O primeiro balanço do Mais Médicos realizado pela Secretaria de Saúde de Corumbá revela que a administração de medicamentos em atenção básica (por paciente) subiu mais de 400%. Já as internações motivadas por diabetes registraram uma queda de 66%, enquanto as que tiveram como causa pressão arterial diminuíram em mais de 21%.

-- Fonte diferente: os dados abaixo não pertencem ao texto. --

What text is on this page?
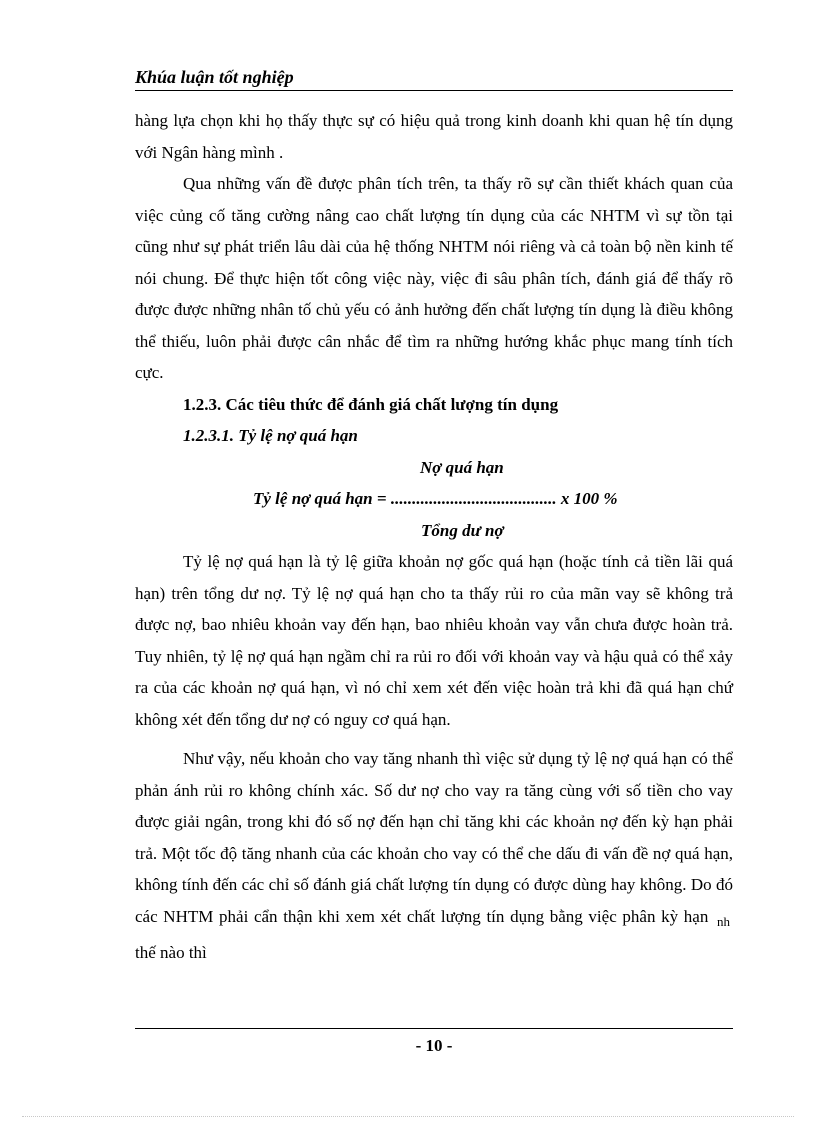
Khúa luận tốt nghiệp

hàng lựa chọn khi họ thấy thực sự có hiệu quả trong kinh doanh khi quan hệ tín dụng với Ngân hàng mình .

Qua những vấn đề được phân tích trên, ta thấy rõ sự cần thiết khách quan của việc củng cố tăng cường nâng cao chất lượng tín dụng của các NHTM vì sự tồn tại cũng như sự phát triển lâu dài của hệ thống NHTM nói riêng và cả toàn bộ nền kinh tế nói chung. Để thực hiện tốt công việc này, việc đi sâu phân tích, đánh giá để thấy rõ được được những nhân tố chủ yếu có ảnh hưởng đến chất lượng tín dụng là điều không thể thiếu, luôn phải được cân nhắc để tìm ra những hướng khắc phục mang tính tích cực.

1.2.3. Các tiêu thức để đánh giá chất lượng tín dụng

1.2.3.1. Tỷ lệ nợ quá hạn

Nợ quá hạn

Tỷ lệ nợ quá hạn = ....................................... x 100 %

Tổng dư nợ

Tỷ lệ nợ quá hạn là tỷ lệ giữa khoản nợ gốc quá hạn (hoặc tính cả tiền lãi quá hạn) trên tổng dư nợ. Tỷ lệ nợ quá hạn cho ta thấy rủi ro của mãn vay sẽ không trả được nợ, bao nhiêu khoản vay đến hạn, bao nhiêu khoản vay vẫn chưa được hoàn trả. Tuy nhiên, tỷ lệ nợ quá hạn ngầm chỉ ra rủi ro đối với khoản vay và hậu quả có thể xảy ra của các khoản nợ quá hạn, vì nó chỉ xem xét đến việc hoàn trả khi đã quá hạn chứ không xét đến tổng dư nợ có nguy cơ quá hạn.

Như vậy, nếu khoản cho vay tăng nhanh thì việc sử dụng tỷ lệ nợ quá hạn có thể phản ánh rủi ro không chính xác. Số dư nợ cho vay ra tăng cùng với số tiền cho vay được giải ngân, trong khi đó số nợ đến hạn chỉ tăng khi các khoản nợ đến kỳ hạn phải trả. Một tốc độ tăng nhanh của các khoản cho vay có thể che dấu đi vấn đề nợ quá hạn, không tính đến các chỉ số đánh giá chất lượng tín dụng có được dùng hay không. Do đó các NHTM phải cẩn thận khi xem xét chất lượng tín dụng bằng việc phân kỳ hạn $_{nh}$ thế nào thì

- 10 -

Outros números reveladores: nesse período, houve um aumento de 46% no número de consultas a crianças com menos de um ano, de mais de 65% nos atendimentos de pré-natal e uma queda de 25% no número de abortos espontâneos.
A secretária conta, ainda, que, a exemplo do que aconteceu em outros municípios brasileiros, em Corumbá, o Mais Médicos foi duramente criticado pelas entidades médicas da cidade. Apesar disso, só vem ouvindo elogios por parte da população. “Com a implantação do Mais Médicos temos escutado os pacientes dizerem: ‘agora somos ouvidos, o médico me examina, toca em mim’”, diz ela.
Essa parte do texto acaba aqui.